The hens loved hunting for grasshoppers in the yard, but after the coyote incident they have all been kept in the chicken yard until we get more fencing to expand their scratching quarters. Now Emma goes after them, and being a Labrador, probably eats them too...
September 5, 2008
Being elevated like that does have its high points (I know, bad pun). You get a different perspective on the immediate surroundings: the yard, the garden, the horses interacting with each other. I got also checked out by a number of interesting looking insects, and was even buzzed by a hummingbird. I was wearing a red bandanna to keep the sweat out of my eyes.
But in surveying the garden, I noticed Towhees, I presume the parents who had been tending young in the grapevines but whose nest was abandoned after the rainstorm a few days ago, still with insects in their beaks as if to feed chicks.... They ignored the nest site, but jumped off the fence and scurried under the asparagus fronds. Could it be that the babies were able to hop there for shelter, and that they are still alive? I will be very careful in the garden now to not scare them away as they were nervous parents before: they flew off the minute I entered the garden. I think the chicks will be safe there as the fronds are "mondo", as they say here, and the garden is well-fenced from predators. I am hopeful. It would be so cool if the chicks had survived after all.
September 4, 2008
Then when I checked on the towhee chicks in the garden, they were gone. The one remaining egg was still there, but no sign of the birds and nothing underneath the nest. Were they flushed away? The parent(s) are still hanging around.

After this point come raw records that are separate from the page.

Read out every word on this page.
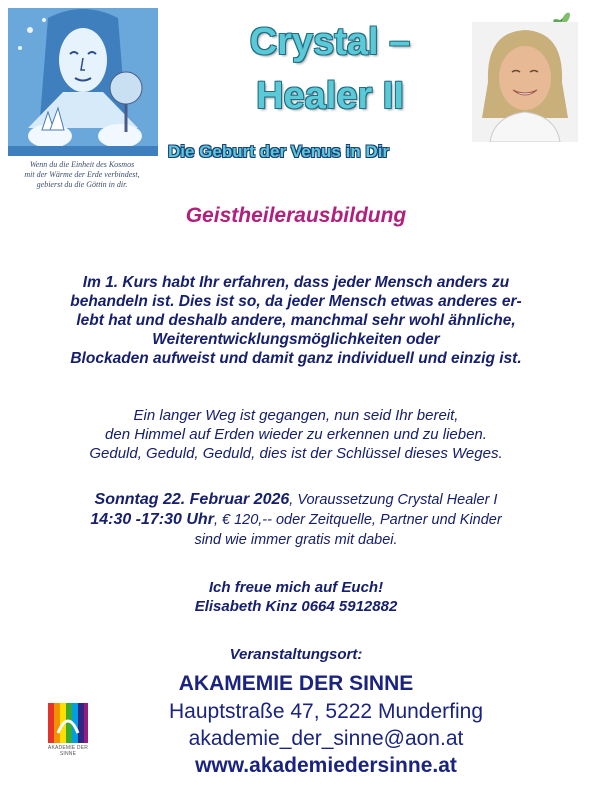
Wenn du die Einheit des Kosmos
mit der Wärme der Erde verbindest,
gebierst du die Göttin in dir.
Crystal –
Healer II
Die Geburt der Venus in Dir
Geistheilerausbildung
Im 1. Kurs habt Ihr erfahren, dass jeder Mensch anders zu
behandeln ist. Dies ist so, da jeder Mensch etwas anderes er-
lebt hat und deshalb andere, manchmal sehr wohl ähnliche,
Weiterentwicklungsmöglichkeiten oder
Blockaden aufweist und damit ganz individuell und einzig ist.
Ein langer Weg ist gegangen, nun seid Ihr bereit,
den Himmel auf Erden wieder zu erkennen und zu lieben.
Geduld, Geduld, Geduld, dies ist der Schlüssel dieses Weges.
Sonntag 22. Februar 2026, Voraussetzung Crystal Healer I
14:30 -17:30 Uhr, € 120,-- oder Zeitquelle, Partner und Kinder
sind wie immer gratis mit dabei.
Ich freue mich auf Euch!
Elisabeth Kinz 0664 5912882
Veranstaltungsort:
AKAMEMIE DER SINNE
AKADEMIE DER SINNE
Hauptstraße 47, 5222 Munderfing
akademie_der_sinne@aon.at
www.akademiedersinne.at
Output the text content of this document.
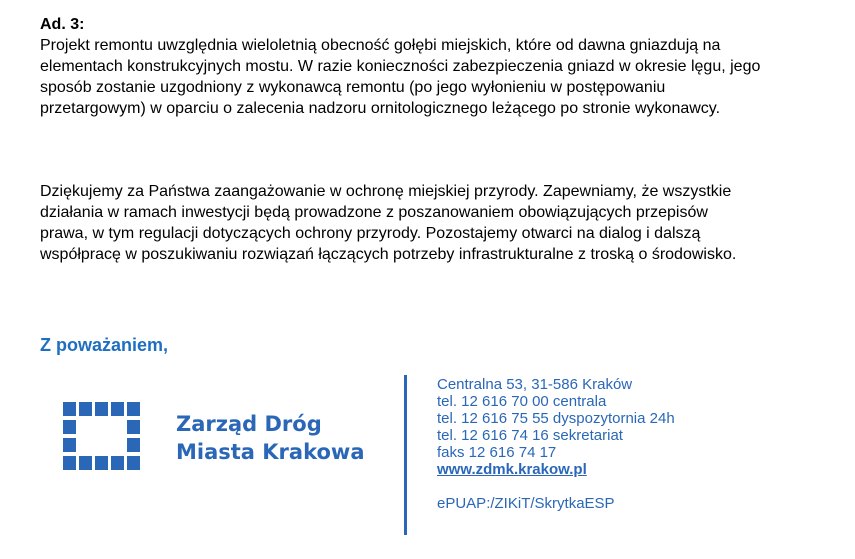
Ad. 3:
Projekt remontu uwzględnia wieloletnią obecność gołębi miejskich, które od dawna gniazdują na
elementach konstrukcyjnych mostu. W razie konieczności zabezpieczenia gniazd w okresie lęgu, jego
sposób zostanie uzgodniony z wykonawcą remontu (po jego wyłonieniu w postępowaniu
przetargowym) w oparciu o zalecenia nadzoru ornitologicznego leżącego po stronie wykonawcy.
Dziękujemy za Państwa zaangażowanie w ochronę miejskiej przyrody. Zapewniamy, że wszystkie
działania w ramach inwestycji będą prowadzone z poszanowaniem obowiązujących przepisów
prawa, w tym regulacji dotyczących ochrony przyrody. Pozostajemy otwarci na dialog i dalszą
współpracę w poszukiwaniu rozwiązań łączących potrzeby infrastrukturalne z troską o środowisko.
Z poważaniem,
Zarząd Dróg
Miasta Krakowa
Centralna 53, 31-586 Kraków
tel. 12 616 70 00 centrala
tel. 12 616 75 55 dyspozytornia 24h
tel. 12 616 74 16 sekretariat
faks 12 616 74 17
www.zdmk.krakow.pl
ePUAP:/ZIKiT/SkrytkaESP
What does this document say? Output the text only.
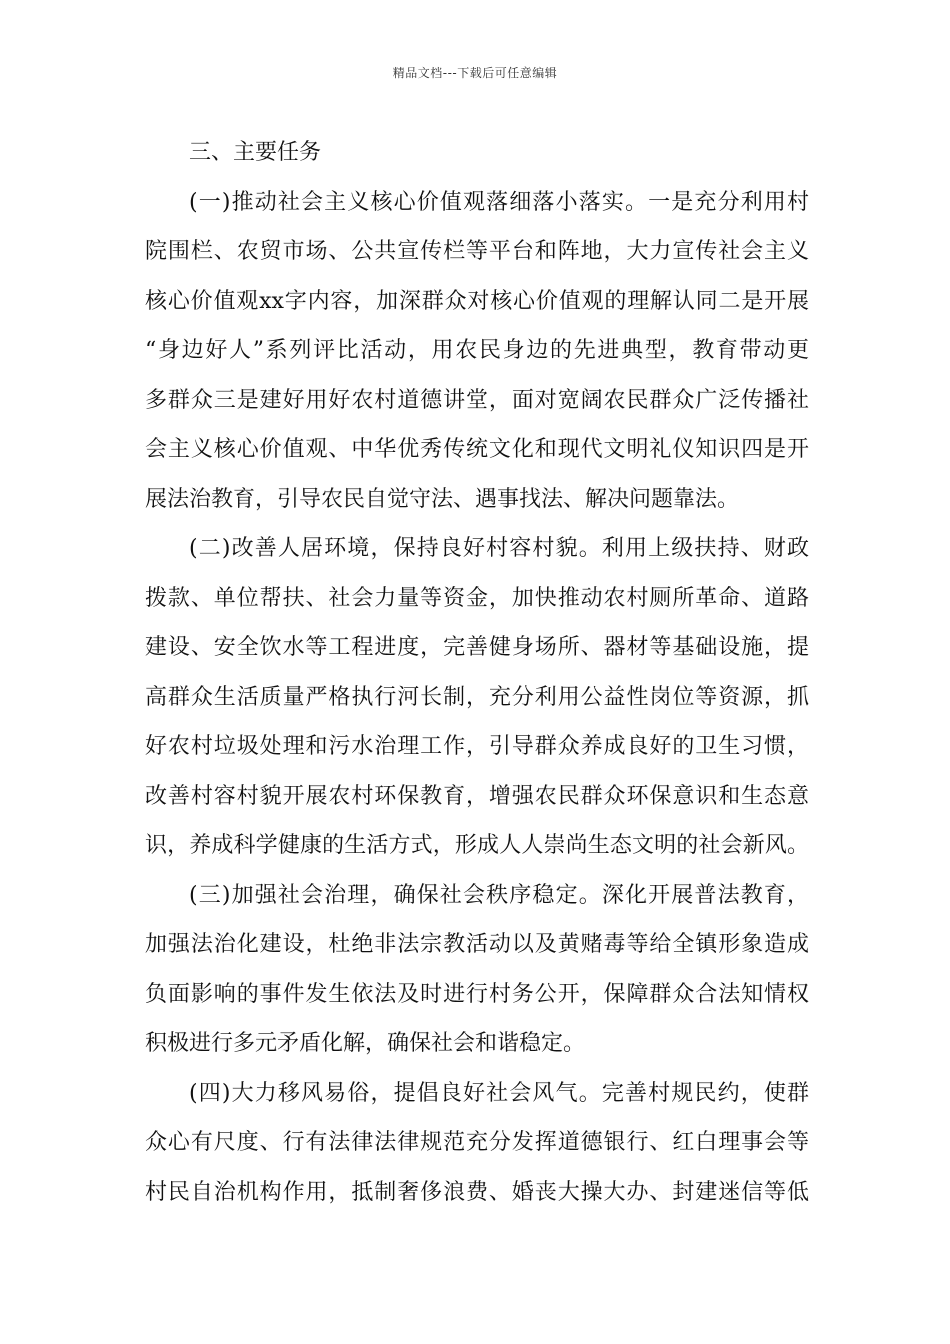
精品文档---下载后可任意编辑
三、主要任务
(一)推动社会主义核心价值观落细落小落实。一是充分利用村
院围栏、农贸市场、公共宣传栏等平台和阵地，大力宣传社会主义
核心价值观xx字内容，加深群众对核心价值观的理解认同二是开展
“身边好人”系列评比活动，用农民身边的先进典型，教育带动更
多群众三是建好用好农村道德讲堂，面对宽阔农民群众广泛传播社
会主义核心价值观、中华优秀传统文化和现代文明礼仪知识四是开
展法治教育，引导农民自觉守法、遇事找法、解决问题靠法。
(二)改善人居环境，保持良好村容村貌。利用上级扶持、财政
拨款、单位帮扶、社会力量等资金，加快推动农村厕所革命、道路
建设、安全饮水等工程进度，完善健身场所、器材等基础设施，提
高群众生活质量严格执行河长制，充分利用公益性岗位等资源，抓
好农村垃圾处理和污水治理工作，引导群众养成良好的卫生习惯，
改善村容村貌开展农村环保教育，增强农民群众环保意识和生态意
识，养成科学健康的生活方式，形成人人崇尚生态文明的社会新风。
(三)加强社会治理，确保社会秩序稳定。深化开展普法教育，
加强法治化建设，杜绝非法宗教活动以及黄赌毒等给全镇形象造成
负面影响的事件发生依法及时进行村务公开，保障群众合法知情权
积极进行多元矛盾化解，确保社会和谐稳定。
(四)大力移风易俗，提倡良好社会风气。完善村规民约，使群
众心有尺度、行有法律法律规范充分发挥道德银行、红白理事会等
村民自治机构作用，抵制奢侈浪费、婚丧大操大办、封建迷信等低
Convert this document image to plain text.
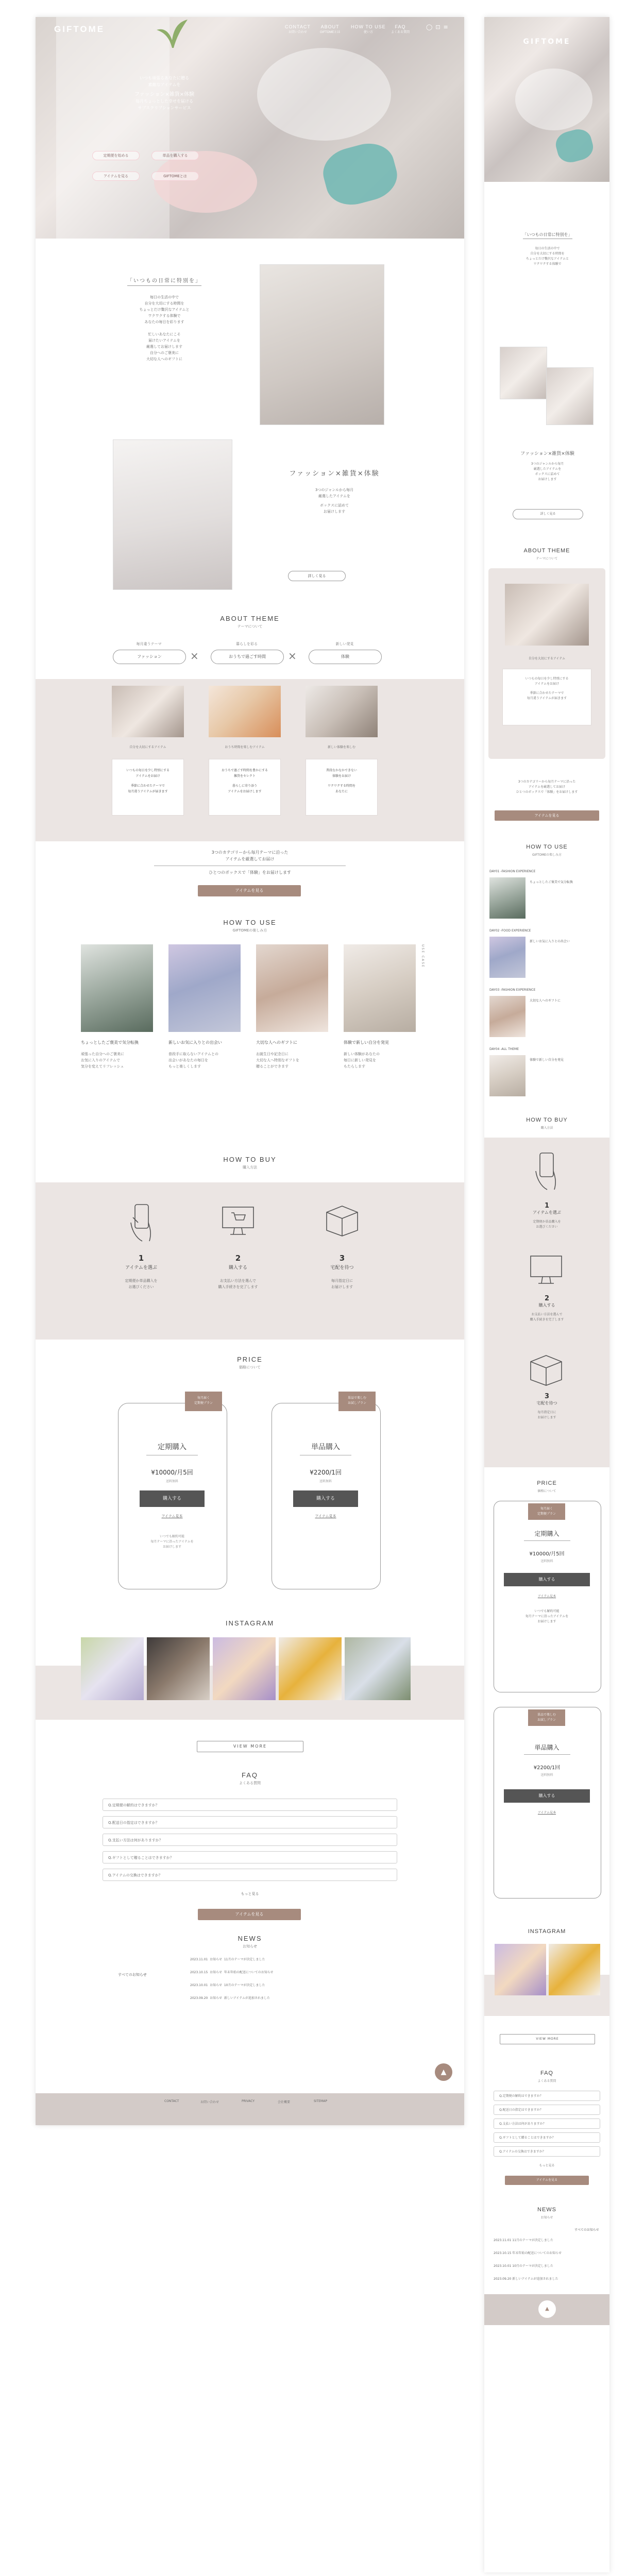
GIFTOME	CONTACT
お問い合わせ
ABOUT
GIFTOMEとは
HOW TO USE
使い方
FAQ
よくある質問
◯⊡≡
いつも頑張るあなたに贈る
素敵なアイテムを
ファッション×雑貨×体験
毎月ちょっとした幸せを届ける
サブスクリプションサービス
定期便を始める	単品を購入する
アイテムを見る	GIFTOMEとは
「いつもの日常に特別を」
毎日の生活の中で
自分を大切にする時間を
ちょっとだけ贅沢なアイテムと
ワクワクする体験で
あなたの毎日を彩ります
忙しいあなたにこそ
届けたいアイテムを
厳選してお届けします
自分へのご褒美に
大切な人へのギフトに
ファッション×雑貨×体験
3つのジャンルから毎月
厳選したアイテムを
ボックスに詰めて
お届けします
詳しく見る
ABOUT THEME
テーマについて
毎月違うテーマ
ファッション	×
暮らしを彩る
おうちで過ごす時間	×
新しい発見
体験
自分を大切にするアイテム	おうち時間を楽しむアイテム	新しい体験を楽しむ
いつもの毎日を少し特別にする
アイテムをお届け
季節に合わせたテーマで
毎月違うアイテムが届きます
おうちで過ごす時間を豊かにする
雑貨をセレクト
暮らしに寄り添う
アイテムをお届けします
普段なかなかできない
体験をお届け
ワクワクする時間を
あなたに
3つのカテゴリーから毎月テーマに沿った
アイテムを厳選してお届け
ひとつのボックスで「体験」をお届けします
アイテムを見る
HOW TO USE
GIFTOMEの楽しみ方
USE CASE
ちょっとしたご褒美で気分転換
頑張った自分へのご褒美に
お気に入りのアイテムで
気分を変えてリフレッシュ
新しいお気に入りとの出会い
普段手に取らないアイテムとの
出会いがあなたの毎日を
もっと楽しくします
大切な人へのギフトに
お誕生日や記念日に
大切な人へ特別なギフトを
贈ることができます
体験で新しい自分を発見
新しい体験があなたの
毎日に新しい発見を
もたらします
HOW TO BUY
購入方法
1
アイテムを選ぶ
定期便か単品購入を
お選びください
2
購入する
お支払い方法を選んで
購入手続きを完了します
3
宅配を待つ
毎月指定日に
お届けします
PRICE
価格について
毎月届く
定期便プラン
定期購入
¥10000/月5回
送料無料
購入する
アイテム見本
いつでも解約可能
毎月テーマに沿ったアイテムを
お届けします
単品で楽しむ
お試しプラン
単品購入
¥2200/1回
送料無料
購入する
アイテム見本
INSTAGRAM
VIEW MORE
FAQ
よくある質問
Q.定期便の解約はできますか？
Q.配送日の指定はできますか？
Q.支払い方法は何がありますか？
Q.ギフトとして贈ることはできますか？
Q.アイテムの交換はできますか？
もっと見る
アイテムを見る
NEWS
お知らせ
すべてのお知らせ
2023.11.01 お知らせ 11月のテーマが決定しました
2023.10.15 お知らせ 年末年始の配送についてのお知らせ
2023.10.01 お知らせ 10月のテーマが決定しました
2023.09.20 お知らせ 新しいアイテムが追加されました
▲
CONTACT	お問い合わせ	PRIVACY	会社概要	SITEMAP
GIFTOME
「いつもの日常に特別を」
毎日の生活の中で
自分を大切にする時間を
ちょっとだけ贅沢なアイテムと
ワクワクする体験で
ファッション×雑貨×体験
3つのジャンルから毎月
厳選したアイテムを
ボックスに詰めて
お届けします
詳しく見る
ABOUT THEME
テーマについて
自分を大切にするアイテム
いつもの毎日を少し特別にする
アイテムをお届け
季節に合わせたテーマで
毎月違うアイテムが届きます
3つのカテゴリーから毎月テーマに沿った
アイテムを厳選してお届け
ひとつのボックスで「体験」をお届けします
アイテムを見る
HOW TO USE
GIFTOMEの楽しみ方
DAY01 -FASHION EXPERIENCE
ちょっとしたご褒美で気分転換
DAY02 -FOOD EXPERIENCE
新しいお気に入りとの出会い
DAY03 -FASHION EXPERIENCE
大切な人へのギフトに
DAY04 -ALL THEME
体験で新しい自分を発見
HOW TO BUY
購入方法
1
アイテムを選ぶ
定期便か単品購入を
お選びください
2
購入する
お支払い方法を選んで
購入手続きを完了します
3
宅配を待つ
毎月指定日に
お届けします
PRICE
価格について
毎月届く
定期便プラン
定期購入
¥10000/月5回
送料無料
購入する
アイテム見本
いつでも解約可能
毎月テーマに沿ったアイテムを
お届けします
単品で楽しむ
お試しプラン
単品購入
¥2200/1回
送料無料
購入する
アイテム見本
INSTAGRAM
VIEW MORE
FAQ
よくある質問
Q.定期便の解約はできますか？
Q.配送日の指定はできますか？
Q.支払い方法は何がありますか？
Q.ギフトとして贈ることはできますか？
Q.アイテムの交換はできますか？
もっと見る
アイテムを見る
NEWS
お知らせ
すべてのお知らせ
2023.11.01 11月のテーマが決定しました
2023.10.15 年末年始の配送についてのお知らせ
2023.10.01 10月のテーマが決定しました
2023.09.20 新しいアイテムが追加されました
▲
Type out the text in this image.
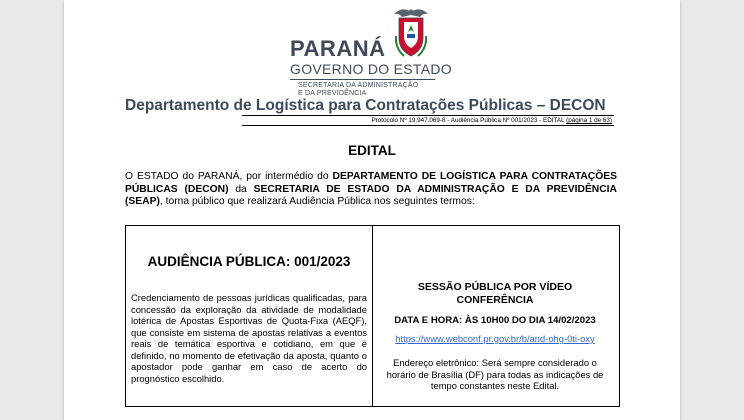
PARANÁ
GOVERNO DO ESTADO
SECRETARIA DA ADMINISTRAÇÃO
E DA PREVIDÊNCIA
Departamento de Logística para Contratações Públicas – DECON
Protocolo Nº 19.947.069-8 - Audiência Pública Nº 001/2023 - EDITAL (página 1 de 63)
EDITAL
O ESTADO do PARANÁ, por intermédio do DEPARTAMENTO DE LOGÍSTICA PARA CONTRATAÇÕES PÚBLICAS (DECON) da SECRETARIA DE ESTADO DA ADMINISTRAÇÃO E DA PREVIDÊNCIA (SEAP), torna público que realizará Audiência Pública nos seguintes termos:
AUDIÊNCIA PÚBLICA: 001/2023
Credenciamento de pessoas jurídicas qualificadas, para concessão da exploração da atividade de modalidade lotérica de Apostas Esportivas de Quota-Fixa (AEQF), que consiste em sistema de apostas relativas a eventos reais de temática esportiva e cotidiano, em que é definido, no momento de efetivação da aposta, quanto o apostador pode ganhar em caso de acerto do prognóstico escolhido.
SESSÃO PÚBLICA POR VÍDEO
CONFERÊNCIA
DATA E HORA: ÀS 10H00 DO DIA 14/02/2023
https://www.webconf.pr.gov.br/b/and-ohg-0ti-oxy
Endereço eletrônico: Será sempre considerado o horário de Brasília (DF) para todas as indicações de tempo constantes neste Edital.
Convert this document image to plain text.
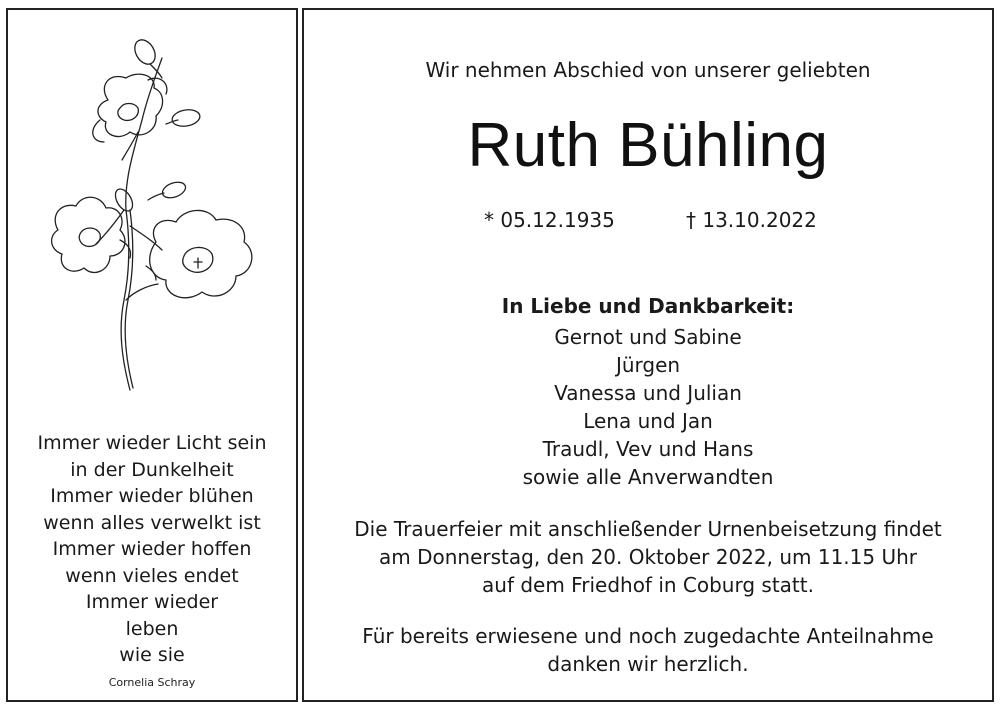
Immer wieder Licht sein
in der Dunkelheit
Immer wieder blühen
wenn alles verwelkt ist
Immer wieder hoffen
wenn vieles endet
Immer wieder
leben
wie sie
Cornelia Schray
Wir nehmen Abschied von unserer geliebten
Ruth Bühling
* 05.12.1935	† 13.10.2022
In Liebe und Dankbarkeit:
Gernot und Sabine
Jürgen
Vanessa und Julian
Lena und Jan
Traudl, Vev und Hans
sowie alle Anverwandten
Die Trauerfeier mit anschließender Urnenbeisetzung findet
am Donnerstag, den 20. Oktober 2022, um 11.15 Uhr
auf dem Friedhof in Coburg statt.
Für bereits erwiesene und noch zugedachte Anteilnahme
danken wir herzlich.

Just a few minutes ago, as I was here at the desk, a coyote came and snatched one of the hens (Rhode Island Red)! I went after him but he was too fast of course, and then his buddy came cruising by for his dinner. The other hens stood in stunned silence at their yard and went in willingly. Yikes! Now, what a dilemma! The hens love being out, it is good for them to be real, scratching, bug-hunting chickens, but if they all get picked off by the coyotes..... Dan says to keep them locked up. I haven't made up my mind yet. Sad day.
September 3, 2008
Then the wind picked up and I ran to the shop/shed to rescue some of the materials that we had been using in roofing this morning as they were about to be blown away. Lightning struck and thunder rolled and the rain poured in. The building is 40' long and the rain blew from one end to the other. I was trapped, watching the water just pour through our 3/4 completed roof. After about 10 minutes Dan ran in who had driven out in the car to rescue me!
It rained in all about 20 minutes and the weather station reported almost 0.5" of rain. I just went out to check on the hens (all cozy on the roost), but there is still water running in the backyard, and the "pond" is filling up. That will make Emma happy, her swimming hole has been restored!
September 2, 2008
Before the Sulphur Springs valley was grazed by cattle, grasses predominated the landscape. Now there is a lot of scrubby mesquite (prosopis velutina). Here are Emma and Shawna running through the grass.
September 1, 2008
In spite of the fact that we built them a Chicken Taj Mahal and have been keeping them safe from coyotes and raptors in a good-sized yard, they are apparently bored and are cannibalizing each other. (Chickens are sharks in feathers, I was told). So now, in the afternoons, after the laying business should have been concluded, I let them out in the yard.
The hens are loving this, and it is fun to see them go cruising by the window in search of some yummy bug.